Re-Imagining the Civil War: Gender Roles and the Ethics of History
Drawing upon first-hand accounts, diaries, and letters, Karen Abbott’s Liar, Temptress, Soldier, Spy re-writes the stories of four incredible, real-life women, exploring their active participation during the Civil War from both Union and Confederate perspectives. In this roundtable discussion, three invited panelists will use Abbott’s book as a touchstone for a broader discussion about the responsibilities of history, the investigation of female participation in a changing cultural, wartime landscape, and its intersections with literary fact and fiction. Following their opening statements, the panelists will invite questions from the audience.
Elizabeth Young, Carl M. and Elsie A. Small Professor of English at Mount Holyoke College. Young is the author of Disarming the Nation: Women’s Writing and the American Civil War and Black Frankenstein: The Making of an American Metaphor.

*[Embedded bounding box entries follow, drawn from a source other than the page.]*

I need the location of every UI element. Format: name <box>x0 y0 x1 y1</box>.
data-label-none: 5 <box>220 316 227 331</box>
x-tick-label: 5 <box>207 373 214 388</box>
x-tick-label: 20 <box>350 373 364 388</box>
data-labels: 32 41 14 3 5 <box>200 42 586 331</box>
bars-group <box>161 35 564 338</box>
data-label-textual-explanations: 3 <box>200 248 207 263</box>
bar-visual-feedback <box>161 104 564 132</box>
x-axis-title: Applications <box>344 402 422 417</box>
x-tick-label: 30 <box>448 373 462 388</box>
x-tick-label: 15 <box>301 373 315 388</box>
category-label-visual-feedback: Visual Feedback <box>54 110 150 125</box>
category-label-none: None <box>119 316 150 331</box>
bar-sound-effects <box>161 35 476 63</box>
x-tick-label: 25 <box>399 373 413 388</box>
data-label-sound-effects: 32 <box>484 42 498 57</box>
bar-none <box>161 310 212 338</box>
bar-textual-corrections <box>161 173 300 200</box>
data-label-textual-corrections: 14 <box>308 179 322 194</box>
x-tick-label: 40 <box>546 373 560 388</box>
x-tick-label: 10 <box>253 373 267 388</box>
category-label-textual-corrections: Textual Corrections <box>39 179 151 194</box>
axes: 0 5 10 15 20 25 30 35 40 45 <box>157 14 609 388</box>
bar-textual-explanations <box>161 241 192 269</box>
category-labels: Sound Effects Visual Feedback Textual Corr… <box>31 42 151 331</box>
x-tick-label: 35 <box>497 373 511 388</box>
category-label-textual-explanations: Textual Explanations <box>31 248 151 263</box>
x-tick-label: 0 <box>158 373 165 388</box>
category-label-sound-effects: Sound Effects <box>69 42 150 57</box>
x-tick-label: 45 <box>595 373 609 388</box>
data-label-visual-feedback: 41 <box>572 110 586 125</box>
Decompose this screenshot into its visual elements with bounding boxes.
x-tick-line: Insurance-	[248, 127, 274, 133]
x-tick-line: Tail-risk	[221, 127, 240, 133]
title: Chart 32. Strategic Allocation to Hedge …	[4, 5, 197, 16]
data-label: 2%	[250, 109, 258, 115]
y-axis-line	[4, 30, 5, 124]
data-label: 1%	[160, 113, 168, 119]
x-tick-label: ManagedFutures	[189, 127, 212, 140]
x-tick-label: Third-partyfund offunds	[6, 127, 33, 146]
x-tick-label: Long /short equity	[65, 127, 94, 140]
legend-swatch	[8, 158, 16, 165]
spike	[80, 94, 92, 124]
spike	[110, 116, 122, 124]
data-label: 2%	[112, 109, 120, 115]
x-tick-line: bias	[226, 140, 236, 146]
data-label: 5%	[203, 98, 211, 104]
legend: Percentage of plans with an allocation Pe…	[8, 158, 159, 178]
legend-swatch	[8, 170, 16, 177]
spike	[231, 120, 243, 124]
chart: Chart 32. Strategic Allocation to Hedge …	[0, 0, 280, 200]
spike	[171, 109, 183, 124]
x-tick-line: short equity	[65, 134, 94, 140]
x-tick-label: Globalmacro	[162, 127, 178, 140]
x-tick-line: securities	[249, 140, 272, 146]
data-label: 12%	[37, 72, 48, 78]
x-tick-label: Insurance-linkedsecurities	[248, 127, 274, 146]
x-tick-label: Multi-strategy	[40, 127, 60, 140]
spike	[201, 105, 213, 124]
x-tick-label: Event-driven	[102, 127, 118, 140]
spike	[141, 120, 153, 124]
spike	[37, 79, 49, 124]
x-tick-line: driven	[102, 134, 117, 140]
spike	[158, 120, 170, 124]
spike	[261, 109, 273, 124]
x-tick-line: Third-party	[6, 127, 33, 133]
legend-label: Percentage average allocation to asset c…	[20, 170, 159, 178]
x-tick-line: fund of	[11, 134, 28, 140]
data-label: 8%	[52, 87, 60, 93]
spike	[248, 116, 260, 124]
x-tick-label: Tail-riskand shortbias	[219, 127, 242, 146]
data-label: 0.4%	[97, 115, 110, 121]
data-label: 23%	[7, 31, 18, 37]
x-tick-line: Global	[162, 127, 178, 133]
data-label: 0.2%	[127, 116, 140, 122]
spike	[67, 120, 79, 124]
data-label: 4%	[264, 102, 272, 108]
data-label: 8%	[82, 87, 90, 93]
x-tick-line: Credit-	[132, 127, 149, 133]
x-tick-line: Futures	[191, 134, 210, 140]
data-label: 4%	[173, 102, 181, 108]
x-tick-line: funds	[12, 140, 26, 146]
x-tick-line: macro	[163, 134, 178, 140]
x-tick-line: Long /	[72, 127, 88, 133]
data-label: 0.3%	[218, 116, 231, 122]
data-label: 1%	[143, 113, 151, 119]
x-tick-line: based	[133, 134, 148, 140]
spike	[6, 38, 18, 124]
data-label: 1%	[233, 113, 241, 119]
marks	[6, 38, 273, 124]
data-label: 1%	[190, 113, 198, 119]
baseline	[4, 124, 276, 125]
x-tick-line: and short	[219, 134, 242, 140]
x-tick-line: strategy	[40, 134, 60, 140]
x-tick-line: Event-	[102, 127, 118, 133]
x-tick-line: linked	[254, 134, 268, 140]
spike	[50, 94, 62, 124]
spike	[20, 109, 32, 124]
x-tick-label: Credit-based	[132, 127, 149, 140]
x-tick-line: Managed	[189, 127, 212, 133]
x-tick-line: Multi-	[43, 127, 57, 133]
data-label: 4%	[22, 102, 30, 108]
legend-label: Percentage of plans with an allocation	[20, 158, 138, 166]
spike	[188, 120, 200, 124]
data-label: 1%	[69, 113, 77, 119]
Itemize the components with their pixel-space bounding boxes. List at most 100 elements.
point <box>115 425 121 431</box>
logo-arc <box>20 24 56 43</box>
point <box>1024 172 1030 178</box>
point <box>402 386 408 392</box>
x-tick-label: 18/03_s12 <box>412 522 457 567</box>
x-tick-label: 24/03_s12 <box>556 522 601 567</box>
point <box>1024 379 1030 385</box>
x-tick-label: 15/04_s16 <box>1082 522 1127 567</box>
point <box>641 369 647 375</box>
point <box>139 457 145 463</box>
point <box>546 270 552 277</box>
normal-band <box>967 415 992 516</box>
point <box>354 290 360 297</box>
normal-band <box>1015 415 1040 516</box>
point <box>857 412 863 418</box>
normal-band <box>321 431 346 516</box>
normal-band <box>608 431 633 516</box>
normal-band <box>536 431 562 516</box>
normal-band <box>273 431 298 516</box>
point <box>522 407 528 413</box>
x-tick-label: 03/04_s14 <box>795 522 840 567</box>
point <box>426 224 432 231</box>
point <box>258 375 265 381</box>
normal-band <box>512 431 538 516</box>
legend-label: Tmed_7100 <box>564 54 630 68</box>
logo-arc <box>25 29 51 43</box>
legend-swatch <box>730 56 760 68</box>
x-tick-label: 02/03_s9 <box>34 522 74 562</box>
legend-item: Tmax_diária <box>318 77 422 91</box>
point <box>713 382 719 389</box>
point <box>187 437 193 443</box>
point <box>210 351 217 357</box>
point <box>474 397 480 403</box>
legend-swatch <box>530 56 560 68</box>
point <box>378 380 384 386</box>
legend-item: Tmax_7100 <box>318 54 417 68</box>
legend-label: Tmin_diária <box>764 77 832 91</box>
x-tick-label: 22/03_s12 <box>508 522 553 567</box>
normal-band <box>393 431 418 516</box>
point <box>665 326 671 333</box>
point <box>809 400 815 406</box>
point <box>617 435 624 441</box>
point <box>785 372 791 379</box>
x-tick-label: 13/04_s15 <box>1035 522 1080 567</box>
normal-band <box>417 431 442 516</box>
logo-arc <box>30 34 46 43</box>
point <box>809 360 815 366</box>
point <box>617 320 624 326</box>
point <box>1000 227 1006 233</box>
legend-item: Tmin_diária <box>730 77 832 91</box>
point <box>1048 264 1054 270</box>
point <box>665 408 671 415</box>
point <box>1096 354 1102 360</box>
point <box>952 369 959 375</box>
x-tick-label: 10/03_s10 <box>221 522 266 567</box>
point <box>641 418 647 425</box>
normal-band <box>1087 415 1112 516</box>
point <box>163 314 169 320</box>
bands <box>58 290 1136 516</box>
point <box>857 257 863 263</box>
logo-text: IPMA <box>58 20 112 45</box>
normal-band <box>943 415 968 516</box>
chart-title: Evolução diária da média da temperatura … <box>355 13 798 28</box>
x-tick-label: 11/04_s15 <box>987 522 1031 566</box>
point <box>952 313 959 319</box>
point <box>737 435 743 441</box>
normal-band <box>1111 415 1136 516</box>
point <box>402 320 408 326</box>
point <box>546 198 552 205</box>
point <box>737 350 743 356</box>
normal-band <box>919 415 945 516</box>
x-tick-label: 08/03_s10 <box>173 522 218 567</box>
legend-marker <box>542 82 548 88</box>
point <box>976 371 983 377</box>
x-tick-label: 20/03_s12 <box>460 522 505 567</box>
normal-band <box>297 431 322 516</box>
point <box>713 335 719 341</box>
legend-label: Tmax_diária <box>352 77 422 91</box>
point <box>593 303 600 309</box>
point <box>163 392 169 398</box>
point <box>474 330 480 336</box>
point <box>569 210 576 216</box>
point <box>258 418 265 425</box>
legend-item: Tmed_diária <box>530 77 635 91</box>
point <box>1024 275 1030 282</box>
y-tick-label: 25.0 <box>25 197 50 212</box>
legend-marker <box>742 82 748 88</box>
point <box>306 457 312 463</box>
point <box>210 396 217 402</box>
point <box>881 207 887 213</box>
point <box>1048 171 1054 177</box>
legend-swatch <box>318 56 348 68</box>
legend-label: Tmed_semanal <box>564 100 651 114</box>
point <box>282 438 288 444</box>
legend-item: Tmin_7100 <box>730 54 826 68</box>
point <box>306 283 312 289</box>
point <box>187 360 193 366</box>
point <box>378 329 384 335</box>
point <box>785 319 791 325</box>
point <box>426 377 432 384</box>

In addition to her work in nineteenth-century American literature, her research draws from feminist theory and visual culture and analyzes the intersections of gender, race and sexuality.
Amy Greenberg, Edwin Erle Sparks Professor of History and Women’s Studies at Pennsylvania State University. Greenberg is the author of four books on antebellum American history, including, most recently, A Wicked War: Polk, Clay, Lincoln, and the 1846 U.S. Invasion of Mexico. Her work focuses on the transformation of gender roles, as well as partisan politics and the growth of American empire before the Civil War.
Craig Warren, Associate Professor of English and Professional Writing at Penn State–Behrend. Warren has published two books on the Civil War Era, The Rebel Yell: A Cultural History and Scars to Prove It: The Civil War Soldier and American Fiction. He also founded and edits the Ambrose Bierce Project, a digital humanities project and electronic journal.